4. A fresh derivation of Newton’s method via convergence theory#

  • A rootfinding problem \(f(x) = 0\) can be converted to a fixed point problem

    \[x = x + f(x) =: g(x)\]
    but there is no guarantee that \(g'(x_*) = 1 + f'(x_*)\) will have magnitude less than 1.

  • Problem-specific algebraic manipulation can be used to make \(|g'(x_*)|\) small.

  • \(x = x + h(x) f(x)\) is also a valid formulation for any \(h(x)\) bounded away from \(0\).

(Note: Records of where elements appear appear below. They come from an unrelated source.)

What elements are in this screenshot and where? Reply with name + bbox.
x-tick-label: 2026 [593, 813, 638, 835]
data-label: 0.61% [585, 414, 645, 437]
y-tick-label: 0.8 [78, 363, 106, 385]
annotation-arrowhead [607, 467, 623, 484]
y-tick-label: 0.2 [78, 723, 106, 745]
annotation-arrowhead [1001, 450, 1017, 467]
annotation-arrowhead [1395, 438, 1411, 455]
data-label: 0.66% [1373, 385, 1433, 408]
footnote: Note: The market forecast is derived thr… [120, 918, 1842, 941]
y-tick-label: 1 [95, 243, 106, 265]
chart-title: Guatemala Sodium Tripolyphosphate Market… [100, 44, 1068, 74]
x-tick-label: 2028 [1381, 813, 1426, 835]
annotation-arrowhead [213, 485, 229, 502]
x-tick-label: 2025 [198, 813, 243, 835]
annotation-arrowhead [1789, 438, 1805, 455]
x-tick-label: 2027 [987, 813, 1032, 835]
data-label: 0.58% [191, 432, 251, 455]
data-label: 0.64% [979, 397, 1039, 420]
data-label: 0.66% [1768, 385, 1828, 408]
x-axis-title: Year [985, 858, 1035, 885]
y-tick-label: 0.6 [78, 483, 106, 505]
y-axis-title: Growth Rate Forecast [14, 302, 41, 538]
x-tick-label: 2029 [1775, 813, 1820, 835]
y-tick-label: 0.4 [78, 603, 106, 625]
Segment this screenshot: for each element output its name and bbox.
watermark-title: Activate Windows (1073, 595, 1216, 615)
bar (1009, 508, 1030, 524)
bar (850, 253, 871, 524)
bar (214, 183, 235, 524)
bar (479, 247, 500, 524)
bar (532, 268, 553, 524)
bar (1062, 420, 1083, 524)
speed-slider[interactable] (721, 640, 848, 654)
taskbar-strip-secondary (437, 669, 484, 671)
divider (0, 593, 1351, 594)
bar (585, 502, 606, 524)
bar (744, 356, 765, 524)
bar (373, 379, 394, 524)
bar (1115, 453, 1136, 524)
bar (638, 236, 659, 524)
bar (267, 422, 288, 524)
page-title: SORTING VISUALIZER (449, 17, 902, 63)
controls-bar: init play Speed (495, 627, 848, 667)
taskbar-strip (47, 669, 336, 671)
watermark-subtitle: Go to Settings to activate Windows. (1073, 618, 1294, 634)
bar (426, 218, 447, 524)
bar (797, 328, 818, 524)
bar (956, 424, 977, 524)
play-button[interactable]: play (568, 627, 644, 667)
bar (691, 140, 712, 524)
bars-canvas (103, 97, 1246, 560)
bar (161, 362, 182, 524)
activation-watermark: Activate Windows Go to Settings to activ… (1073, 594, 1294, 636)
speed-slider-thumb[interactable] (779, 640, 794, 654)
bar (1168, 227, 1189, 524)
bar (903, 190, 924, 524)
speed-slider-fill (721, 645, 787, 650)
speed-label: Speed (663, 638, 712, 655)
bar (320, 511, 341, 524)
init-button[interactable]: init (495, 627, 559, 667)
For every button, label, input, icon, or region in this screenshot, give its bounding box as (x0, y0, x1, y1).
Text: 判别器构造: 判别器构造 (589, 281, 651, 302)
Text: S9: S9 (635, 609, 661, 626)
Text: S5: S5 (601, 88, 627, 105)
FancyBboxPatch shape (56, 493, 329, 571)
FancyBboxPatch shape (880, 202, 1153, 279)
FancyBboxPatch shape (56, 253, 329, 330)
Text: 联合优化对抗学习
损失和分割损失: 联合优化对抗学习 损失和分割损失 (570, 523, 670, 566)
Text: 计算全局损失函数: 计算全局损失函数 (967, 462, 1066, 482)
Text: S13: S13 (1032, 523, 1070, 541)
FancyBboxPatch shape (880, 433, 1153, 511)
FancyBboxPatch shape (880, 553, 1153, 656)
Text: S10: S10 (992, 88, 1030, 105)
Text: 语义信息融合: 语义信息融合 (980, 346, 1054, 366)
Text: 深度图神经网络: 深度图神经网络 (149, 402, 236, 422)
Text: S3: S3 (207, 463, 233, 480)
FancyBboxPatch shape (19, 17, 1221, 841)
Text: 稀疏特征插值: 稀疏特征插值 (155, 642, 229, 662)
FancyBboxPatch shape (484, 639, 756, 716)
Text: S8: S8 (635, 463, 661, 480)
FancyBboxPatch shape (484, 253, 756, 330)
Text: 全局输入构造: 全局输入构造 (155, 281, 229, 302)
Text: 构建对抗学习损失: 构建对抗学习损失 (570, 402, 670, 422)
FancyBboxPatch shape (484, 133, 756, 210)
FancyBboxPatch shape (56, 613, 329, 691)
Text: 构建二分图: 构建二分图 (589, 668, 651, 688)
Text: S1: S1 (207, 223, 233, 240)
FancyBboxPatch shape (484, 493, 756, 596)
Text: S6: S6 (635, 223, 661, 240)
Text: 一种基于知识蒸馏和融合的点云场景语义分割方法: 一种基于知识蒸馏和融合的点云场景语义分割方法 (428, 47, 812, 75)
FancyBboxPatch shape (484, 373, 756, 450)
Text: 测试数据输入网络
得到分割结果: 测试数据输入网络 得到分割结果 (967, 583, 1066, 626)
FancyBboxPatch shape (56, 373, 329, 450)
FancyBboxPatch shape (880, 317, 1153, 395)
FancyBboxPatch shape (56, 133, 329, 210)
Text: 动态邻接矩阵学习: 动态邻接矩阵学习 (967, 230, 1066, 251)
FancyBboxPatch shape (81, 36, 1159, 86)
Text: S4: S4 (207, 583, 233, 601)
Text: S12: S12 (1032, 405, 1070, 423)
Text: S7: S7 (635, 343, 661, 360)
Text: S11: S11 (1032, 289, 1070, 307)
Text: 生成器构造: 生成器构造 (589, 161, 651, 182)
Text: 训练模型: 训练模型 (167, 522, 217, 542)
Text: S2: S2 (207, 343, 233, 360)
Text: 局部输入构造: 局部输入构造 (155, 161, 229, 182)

  • Can we choose \(h(x)\) such that

    \[ g'(x) = 1 + h'(x) f(x) + h(x) f'(x) = 0\]
    when \(f(x) = 0\)?

In other words,

\[ x_{k+1} = x_k + \underbrace{\frac{-1}{f'(x_k)}}_{h(x_k)} f(x_k) . \]

Quadratic convergence!#

\[ \left\lvert \frac{e_{k+1}}{e_k} \right\rvert \to \lvert g'(x_*) \rvert \]
  • What does it mean that \(g'(x_*) = 0\)?

  • It turns out that Newton’s method has locally quadratic convergence to simple roots,

    \[\lim_{k \to \infty} \frac{|e_{k+1}|}{|e_k|^2} < \infty.\]

  • “The number of correct digits doubles each iteration.”

  • Now that we know how to make a good guess accurate, the effort lies in getting a good starting guess.

Rootfinding summary and outlook#

  • Newton methods are immensely successful

    • Convergence theory is local; we need good initial guesses

    • Computing the derivative \(f'(x)\) is intrusive (and can be error-prone)

      • Avoided by secant methods (approximate the derivative)

      • Algorithmic or numerical differentiation can also be used instead of computing the derivative by hand

    • Bisection is robust when conditions are met

    • When does Newton diverge?

  • More topics

    • Do we find all the roots?

    • Times when Newton converges slowly

Exercise 12.2:#

  1. Solve the fixed point iteration \(g(x_n) = (2+{(x_n - 2)}^2)\), up to a tolerance \(10^{-6}\) or maximum number of iterations \(N=50\), with (a) \(x_0 = 2.8\), (b) \(x_0 = 3.1\). Which execution is better? And why?

  2. Solve the fixed point iteration \(g(x_n) = (2+{(x_n - 2)}^3)\), up to a tolerance \(10^{-6}\) or maximum number of iterations \(N=50\), with (a) \(x_0 = 2.8\), (b) \(x_0 = 3.1\). Which execution is better? And why?